His research project for the HMD is titled, "A Head-Mounted Three-Dimensional Display".[2]

The HMD displays graphics generated from a computer in real time, instead of a camera feed. This is the point of novelty.

Sketchpad[edit]

In 1963, Ivan Sutherland's PhD dissertation project at MIT involved Sketchpad, which was the first real-time CAD system, which used a pen on a screen.[3]

Sketchpad is a drawing program by Ivan Sutherland.

Sketchpad's full title is "Sketchpad-A Man-Machine Graphical Communication System".[4]

It uses a light pen.[5]

Sketchpad does not enable drawing something in three dimensions simultaneously.[5]

Head mounted display[edit]

Ivan Sutherland was influenced to build a head-mounted display by a display he saw as part of a helicopter. He saw a head-mounted display connected to a camera system in a helicopter developed by Bell Helicopter Company.[6][7] Sutherland received a copy of the display system and invented a head-mounted computer-driven display system.

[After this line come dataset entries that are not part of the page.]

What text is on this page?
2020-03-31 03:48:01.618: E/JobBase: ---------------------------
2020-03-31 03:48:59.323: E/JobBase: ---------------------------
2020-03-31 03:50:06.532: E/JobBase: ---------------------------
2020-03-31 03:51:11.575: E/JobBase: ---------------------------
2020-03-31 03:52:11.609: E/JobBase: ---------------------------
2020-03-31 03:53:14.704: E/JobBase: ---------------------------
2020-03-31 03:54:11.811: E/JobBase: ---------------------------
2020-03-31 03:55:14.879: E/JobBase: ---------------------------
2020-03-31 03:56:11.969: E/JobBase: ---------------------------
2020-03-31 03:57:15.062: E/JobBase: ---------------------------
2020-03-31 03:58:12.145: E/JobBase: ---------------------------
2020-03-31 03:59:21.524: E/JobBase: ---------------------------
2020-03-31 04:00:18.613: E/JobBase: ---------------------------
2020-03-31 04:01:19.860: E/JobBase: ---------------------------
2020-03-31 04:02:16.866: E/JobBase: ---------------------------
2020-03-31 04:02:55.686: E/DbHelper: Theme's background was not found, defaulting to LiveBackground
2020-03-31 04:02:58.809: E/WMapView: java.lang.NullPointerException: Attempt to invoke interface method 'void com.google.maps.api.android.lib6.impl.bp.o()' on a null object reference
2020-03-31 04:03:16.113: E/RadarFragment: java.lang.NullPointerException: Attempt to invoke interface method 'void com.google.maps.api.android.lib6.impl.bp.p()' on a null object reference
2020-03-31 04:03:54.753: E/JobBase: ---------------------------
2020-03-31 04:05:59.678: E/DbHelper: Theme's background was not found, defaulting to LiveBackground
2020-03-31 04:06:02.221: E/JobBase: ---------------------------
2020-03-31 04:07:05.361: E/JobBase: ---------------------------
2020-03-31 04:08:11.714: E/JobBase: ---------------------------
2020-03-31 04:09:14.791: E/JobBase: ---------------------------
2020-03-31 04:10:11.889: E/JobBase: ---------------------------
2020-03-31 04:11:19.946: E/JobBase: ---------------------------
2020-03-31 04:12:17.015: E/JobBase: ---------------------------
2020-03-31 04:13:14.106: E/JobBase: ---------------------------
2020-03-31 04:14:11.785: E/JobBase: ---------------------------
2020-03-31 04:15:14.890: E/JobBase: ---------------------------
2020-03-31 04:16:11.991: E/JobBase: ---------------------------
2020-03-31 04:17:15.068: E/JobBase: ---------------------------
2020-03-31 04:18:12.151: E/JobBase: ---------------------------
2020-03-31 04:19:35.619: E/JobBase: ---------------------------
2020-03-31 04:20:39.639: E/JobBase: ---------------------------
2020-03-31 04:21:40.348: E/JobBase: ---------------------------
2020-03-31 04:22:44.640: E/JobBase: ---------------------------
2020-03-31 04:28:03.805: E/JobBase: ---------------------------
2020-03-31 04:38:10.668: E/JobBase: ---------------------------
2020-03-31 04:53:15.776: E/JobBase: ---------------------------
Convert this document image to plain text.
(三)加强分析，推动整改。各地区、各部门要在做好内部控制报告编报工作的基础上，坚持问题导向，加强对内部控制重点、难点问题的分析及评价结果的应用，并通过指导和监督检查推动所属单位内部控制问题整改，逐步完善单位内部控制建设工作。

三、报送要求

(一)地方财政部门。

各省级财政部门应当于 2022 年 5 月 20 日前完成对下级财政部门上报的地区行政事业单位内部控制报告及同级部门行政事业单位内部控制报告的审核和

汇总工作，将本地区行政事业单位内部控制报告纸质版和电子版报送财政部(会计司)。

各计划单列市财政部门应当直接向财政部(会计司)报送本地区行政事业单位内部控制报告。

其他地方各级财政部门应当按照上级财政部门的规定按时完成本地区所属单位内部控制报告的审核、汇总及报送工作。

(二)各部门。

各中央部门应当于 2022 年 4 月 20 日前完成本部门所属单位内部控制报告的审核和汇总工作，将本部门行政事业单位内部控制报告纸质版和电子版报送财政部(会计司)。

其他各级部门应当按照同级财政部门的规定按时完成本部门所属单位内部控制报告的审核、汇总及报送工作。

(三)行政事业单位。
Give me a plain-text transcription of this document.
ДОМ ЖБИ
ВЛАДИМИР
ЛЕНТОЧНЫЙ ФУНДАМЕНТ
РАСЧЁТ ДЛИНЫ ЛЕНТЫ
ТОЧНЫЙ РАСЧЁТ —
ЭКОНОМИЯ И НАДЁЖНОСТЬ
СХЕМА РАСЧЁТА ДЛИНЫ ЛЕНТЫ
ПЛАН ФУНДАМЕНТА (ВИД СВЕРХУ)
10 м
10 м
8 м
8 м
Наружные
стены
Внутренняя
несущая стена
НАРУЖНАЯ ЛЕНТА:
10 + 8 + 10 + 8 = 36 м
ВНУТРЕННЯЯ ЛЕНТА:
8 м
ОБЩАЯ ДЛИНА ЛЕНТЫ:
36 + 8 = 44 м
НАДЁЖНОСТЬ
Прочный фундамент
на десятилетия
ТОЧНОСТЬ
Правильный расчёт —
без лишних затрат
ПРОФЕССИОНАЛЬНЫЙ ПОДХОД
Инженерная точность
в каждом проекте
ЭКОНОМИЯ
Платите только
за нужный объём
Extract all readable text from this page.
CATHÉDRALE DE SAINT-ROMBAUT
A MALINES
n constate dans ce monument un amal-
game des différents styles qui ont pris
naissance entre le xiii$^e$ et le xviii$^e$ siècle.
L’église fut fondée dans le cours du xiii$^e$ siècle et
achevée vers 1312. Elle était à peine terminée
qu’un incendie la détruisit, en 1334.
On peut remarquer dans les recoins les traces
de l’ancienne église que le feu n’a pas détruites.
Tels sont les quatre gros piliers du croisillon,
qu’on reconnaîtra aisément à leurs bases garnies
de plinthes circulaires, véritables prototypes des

The display system Ivan invented used a mounting system called the Sword of Damocles, which is a position measuring device, so that the computer knows where the user is facing so as to generate a picture of a virtual scene at the correct perspective.[7] It was designed at Harvard. This HMD was part of an augmented reality system which projected a visible 3D cube in a room.[3]

Ivan did work at Harvard using a PDP-1.[6]

Ivan’s motivation was to build an ‘ultimate interface’ that would allow people to interface with computers by being inside 3D computer graphics and to use direct interaction.[8]